Of course, he was spooked. This could be it. This could be the moment Emily had been waiting for, before she closed the trap on his miserable ass. “Nah,” he replied with a grin, “I'm perfect. Though, I think I might have to run to the grocery store. We're running low on a few things, and I wanted to get in before the rush.”
“Grocery store, huh?” Jas asked, before she downed the last of the wine. “Yeah, totally. Let's go! We can pick up another bottle or three while we're there!”
No, that wasn't going to work. He needed to leave here on his own. Otherwise, he'd probably just make matters worse by dragging Jas along with him. “Uh, I really probably shouldn't be having much more to drink. I'll pick up one of the same bottles we had, though.”
“Really?” Jas asked, as he started to get up from his chair. “You're going to abandon me?”
He made his way to the front door, no keys or anything else in hand. His only plan was to get out the front door and head out of the neighborhood on foot. A vagabond. Maybe he could move on foot through the surrounding neighborhood and avoid any kind of police contact.
Just as his hand touched the handle of the front door, a thought flashed into his mind. He'd left his pistol in the nightstand. Shit! He immediately headed back that way.
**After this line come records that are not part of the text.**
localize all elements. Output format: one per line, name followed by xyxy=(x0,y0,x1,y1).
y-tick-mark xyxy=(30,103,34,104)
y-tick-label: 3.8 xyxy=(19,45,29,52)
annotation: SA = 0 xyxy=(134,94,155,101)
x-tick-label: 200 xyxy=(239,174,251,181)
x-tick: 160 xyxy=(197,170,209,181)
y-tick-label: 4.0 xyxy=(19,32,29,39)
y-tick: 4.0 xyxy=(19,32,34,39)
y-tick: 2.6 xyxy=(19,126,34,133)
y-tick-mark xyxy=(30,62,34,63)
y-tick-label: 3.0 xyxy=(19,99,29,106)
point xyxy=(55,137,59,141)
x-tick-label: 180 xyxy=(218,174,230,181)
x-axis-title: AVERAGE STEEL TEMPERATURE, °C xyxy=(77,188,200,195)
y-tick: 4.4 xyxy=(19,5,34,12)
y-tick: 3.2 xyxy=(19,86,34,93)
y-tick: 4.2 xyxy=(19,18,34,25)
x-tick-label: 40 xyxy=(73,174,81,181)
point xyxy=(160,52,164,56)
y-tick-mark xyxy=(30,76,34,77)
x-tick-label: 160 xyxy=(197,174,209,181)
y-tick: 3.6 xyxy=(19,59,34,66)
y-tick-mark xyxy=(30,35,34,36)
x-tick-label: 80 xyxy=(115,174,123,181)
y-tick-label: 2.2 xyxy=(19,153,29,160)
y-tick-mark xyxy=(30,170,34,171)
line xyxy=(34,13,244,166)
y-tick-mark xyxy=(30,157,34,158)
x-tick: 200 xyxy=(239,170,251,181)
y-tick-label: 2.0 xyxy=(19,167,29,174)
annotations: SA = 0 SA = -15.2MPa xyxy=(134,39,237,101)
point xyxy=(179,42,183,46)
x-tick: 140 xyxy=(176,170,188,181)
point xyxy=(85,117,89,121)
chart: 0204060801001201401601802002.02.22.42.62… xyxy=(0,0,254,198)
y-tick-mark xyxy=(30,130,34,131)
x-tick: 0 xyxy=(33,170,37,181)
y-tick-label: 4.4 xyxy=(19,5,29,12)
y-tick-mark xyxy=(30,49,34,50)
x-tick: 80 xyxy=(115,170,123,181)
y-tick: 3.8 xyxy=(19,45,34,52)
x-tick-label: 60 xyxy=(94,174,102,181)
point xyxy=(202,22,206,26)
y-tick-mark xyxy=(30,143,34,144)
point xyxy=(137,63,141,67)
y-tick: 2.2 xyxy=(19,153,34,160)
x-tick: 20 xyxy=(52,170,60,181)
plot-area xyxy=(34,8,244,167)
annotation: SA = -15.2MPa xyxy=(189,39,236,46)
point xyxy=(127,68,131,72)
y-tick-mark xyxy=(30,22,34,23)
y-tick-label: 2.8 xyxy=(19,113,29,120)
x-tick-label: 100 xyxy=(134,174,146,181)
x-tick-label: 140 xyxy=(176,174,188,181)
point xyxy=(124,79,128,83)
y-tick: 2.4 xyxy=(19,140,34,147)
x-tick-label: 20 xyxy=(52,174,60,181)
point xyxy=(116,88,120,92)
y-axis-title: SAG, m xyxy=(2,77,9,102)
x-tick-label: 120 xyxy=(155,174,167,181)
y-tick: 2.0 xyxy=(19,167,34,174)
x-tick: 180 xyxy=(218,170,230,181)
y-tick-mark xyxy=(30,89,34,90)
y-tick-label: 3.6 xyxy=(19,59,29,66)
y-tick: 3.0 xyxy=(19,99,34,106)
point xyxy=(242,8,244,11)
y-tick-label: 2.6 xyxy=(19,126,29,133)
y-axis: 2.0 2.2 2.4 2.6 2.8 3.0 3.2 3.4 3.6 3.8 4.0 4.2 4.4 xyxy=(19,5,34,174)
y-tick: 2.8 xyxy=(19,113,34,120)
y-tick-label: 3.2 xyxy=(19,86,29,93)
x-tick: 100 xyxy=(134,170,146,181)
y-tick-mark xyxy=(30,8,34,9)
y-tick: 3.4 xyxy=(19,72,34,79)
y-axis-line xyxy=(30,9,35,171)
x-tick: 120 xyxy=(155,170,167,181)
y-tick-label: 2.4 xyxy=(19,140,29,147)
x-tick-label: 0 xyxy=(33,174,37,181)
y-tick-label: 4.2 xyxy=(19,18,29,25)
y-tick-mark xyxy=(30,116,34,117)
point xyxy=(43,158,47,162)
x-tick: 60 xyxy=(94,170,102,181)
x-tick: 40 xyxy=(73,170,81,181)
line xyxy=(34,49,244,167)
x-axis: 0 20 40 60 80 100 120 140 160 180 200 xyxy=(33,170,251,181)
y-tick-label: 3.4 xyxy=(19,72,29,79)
He rounded the corner and turned to head back to the bedroom just as the automatic garage door kicked on, sending its weird rumble through the house.
Was that her? Was that Emily, returned with the information he so desperately needed? He stopped in his tracks and listened.
“Dane?” Jas asked. “Thought you were leaving?”
Out in the garage, a car door opened and closed, then the door in the mudroom opened and shut. “Dane?” Emily called. “Dane, are you here?”
His heart nearly sang in relief at the sound of her voice, unaccompanied by cops, SWAT, or flash-bang grenades. “Emily?” he called back.
He met her in the kitchen, her eyes nearly as frantic as he'd felt just a few short moments before. She dropped her briefcase on the floor and looked at him in a near panic. She crossed the kitchen to him and grabbed his arms. “Dane, thank God you didn't do anything stupid,” she said. “We've got a problem.”
A few minutes later, the trio were gathered in Emily's home office. The clothing was up off the floor, and the furniture had been placed back where it belonged, but Dane swore he could still smell the evidence of their little tryst the night before. If Jas sensed it, though, he couldn't tell.
“Edward has been running this whole thing,” Emily said after a moment. “He’s been pushing the drug through approval, bribing federal inspectors—the works. This thing is deep, and might involve the top levels of the company, all the way up to the board.”